NYU Stern School of Business professor Srikanth Jagabathula is co-author of Advanced Financial Reasoning at Scale: A Comprehensive Evaluation of Large Language Models on CFA Level III — reputedly the first paper to show that general-purpose AI models can pass the finance industry’s toughest exam.
Srikanth, can you talk me through the hypothesis you were looking to test?
Large language models have shown immense capabilities across a wide range of domains, and their capabilities have improved by leaps and bounds over the last several years. So we started by thinking about the capabilities of LLMs in specialised, high-stakes domains. Finance, like any specialised domain, has a lot of concepts that are very particular to the topic — particular terminology that is very particular to the domain.

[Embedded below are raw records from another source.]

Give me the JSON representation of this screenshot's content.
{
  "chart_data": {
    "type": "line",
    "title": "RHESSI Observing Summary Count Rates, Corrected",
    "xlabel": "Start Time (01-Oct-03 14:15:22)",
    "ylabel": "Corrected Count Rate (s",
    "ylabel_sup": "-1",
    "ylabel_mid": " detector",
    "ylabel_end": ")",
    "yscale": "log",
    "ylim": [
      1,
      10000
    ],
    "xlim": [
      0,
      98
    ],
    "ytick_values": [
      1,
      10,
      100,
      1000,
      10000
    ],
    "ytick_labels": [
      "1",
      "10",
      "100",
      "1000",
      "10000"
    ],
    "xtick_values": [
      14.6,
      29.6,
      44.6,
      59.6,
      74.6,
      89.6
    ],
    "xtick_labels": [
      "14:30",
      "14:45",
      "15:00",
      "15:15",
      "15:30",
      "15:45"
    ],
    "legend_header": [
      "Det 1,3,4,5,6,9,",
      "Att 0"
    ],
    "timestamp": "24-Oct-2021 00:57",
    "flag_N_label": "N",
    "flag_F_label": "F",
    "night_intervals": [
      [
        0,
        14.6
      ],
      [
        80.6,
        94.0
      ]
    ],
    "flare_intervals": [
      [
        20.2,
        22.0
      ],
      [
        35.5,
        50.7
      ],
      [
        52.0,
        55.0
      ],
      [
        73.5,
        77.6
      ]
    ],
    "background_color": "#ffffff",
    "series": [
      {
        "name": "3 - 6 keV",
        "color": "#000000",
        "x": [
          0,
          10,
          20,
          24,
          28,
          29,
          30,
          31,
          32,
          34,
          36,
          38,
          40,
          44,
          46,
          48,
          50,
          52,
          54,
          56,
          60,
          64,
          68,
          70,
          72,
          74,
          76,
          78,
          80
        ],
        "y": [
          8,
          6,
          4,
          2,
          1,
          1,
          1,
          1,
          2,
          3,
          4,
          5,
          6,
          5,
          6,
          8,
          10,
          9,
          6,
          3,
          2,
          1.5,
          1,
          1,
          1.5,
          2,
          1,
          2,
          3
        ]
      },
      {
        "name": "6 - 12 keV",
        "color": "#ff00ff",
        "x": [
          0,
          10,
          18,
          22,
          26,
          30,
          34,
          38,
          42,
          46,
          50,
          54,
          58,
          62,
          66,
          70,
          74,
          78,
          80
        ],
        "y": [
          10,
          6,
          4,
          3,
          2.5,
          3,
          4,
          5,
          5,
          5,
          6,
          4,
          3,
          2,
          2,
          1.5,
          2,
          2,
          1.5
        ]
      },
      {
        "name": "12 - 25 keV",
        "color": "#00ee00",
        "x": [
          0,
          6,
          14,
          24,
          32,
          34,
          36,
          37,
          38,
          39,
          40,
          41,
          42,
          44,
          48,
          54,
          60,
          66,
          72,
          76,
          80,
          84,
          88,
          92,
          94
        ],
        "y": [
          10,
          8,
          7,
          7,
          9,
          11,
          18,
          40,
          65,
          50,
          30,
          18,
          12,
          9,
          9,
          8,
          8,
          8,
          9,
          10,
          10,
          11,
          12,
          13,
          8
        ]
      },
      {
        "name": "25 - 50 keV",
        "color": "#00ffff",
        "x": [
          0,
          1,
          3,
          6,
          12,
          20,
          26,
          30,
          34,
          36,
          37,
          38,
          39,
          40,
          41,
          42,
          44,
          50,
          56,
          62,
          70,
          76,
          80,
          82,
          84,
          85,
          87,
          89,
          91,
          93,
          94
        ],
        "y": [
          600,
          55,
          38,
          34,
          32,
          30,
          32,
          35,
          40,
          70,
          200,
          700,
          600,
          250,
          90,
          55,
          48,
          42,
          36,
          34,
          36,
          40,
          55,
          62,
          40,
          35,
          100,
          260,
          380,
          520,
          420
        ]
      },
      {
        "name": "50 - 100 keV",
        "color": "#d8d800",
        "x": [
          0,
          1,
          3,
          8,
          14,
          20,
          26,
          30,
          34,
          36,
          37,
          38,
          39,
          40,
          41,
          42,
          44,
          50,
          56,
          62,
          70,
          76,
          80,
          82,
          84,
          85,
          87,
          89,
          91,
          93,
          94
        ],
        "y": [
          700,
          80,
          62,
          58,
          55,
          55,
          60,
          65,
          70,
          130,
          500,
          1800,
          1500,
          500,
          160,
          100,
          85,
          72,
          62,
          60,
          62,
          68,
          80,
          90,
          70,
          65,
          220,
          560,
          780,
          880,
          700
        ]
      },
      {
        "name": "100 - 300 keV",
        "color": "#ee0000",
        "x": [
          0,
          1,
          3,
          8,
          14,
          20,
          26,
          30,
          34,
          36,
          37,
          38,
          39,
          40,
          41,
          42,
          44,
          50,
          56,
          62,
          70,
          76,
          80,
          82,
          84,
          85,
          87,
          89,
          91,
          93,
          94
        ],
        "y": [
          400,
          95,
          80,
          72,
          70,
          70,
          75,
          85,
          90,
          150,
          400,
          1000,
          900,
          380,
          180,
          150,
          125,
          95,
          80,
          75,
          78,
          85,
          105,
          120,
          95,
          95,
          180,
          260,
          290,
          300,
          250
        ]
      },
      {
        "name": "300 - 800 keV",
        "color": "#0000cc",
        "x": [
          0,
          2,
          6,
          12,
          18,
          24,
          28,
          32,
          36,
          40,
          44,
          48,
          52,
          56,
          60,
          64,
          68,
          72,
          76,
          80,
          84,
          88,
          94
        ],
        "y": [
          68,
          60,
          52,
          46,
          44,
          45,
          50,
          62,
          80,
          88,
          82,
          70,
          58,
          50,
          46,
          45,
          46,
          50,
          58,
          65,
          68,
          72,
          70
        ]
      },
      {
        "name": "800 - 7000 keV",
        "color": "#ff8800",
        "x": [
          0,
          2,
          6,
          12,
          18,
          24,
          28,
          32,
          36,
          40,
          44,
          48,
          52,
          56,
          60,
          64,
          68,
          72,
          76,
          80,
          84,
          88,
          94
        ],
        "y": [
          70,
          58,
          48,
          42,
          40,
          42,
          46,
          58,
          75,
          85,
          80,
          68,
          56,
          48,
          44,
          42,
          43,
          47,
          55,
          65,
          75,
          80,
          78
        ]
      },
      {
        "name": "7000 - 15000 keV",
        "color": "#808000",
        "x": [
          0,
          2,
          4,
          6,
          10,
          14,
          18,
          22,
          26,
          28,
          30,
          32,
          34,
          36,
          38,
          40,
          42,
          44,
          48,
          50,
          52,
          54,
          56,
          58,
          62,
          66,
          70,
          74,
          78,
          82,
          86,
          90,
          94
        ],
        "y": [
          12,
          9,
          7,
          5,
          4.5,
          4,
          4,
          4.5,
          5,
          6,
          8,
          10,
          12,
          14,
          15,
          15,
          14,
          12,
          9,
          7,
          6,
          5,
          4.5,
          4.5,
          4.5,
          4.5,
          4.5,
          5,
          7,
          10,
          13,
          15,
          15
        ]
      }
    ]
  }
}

So when we take a large language model that is trained across a wide variety of data sources, the question is whether we can say that these models have the capabilities to work well out of the box. That was the key question we wanted to answer. It was a valuable opportunity to create a benchmark, evaluate the LLMs, and understand how far their capabilities have reached.
A good benchmark needs to have certain characteristics or qualities. It needs to be representative of the skill set that’s needed in that particular domain. It needs to be widely regarded as the right benchmark by people in the community. So if you show good performance on the benchmark, people should believe that it actually translates to real-world performance. For financial advising, CFA is the gold standard.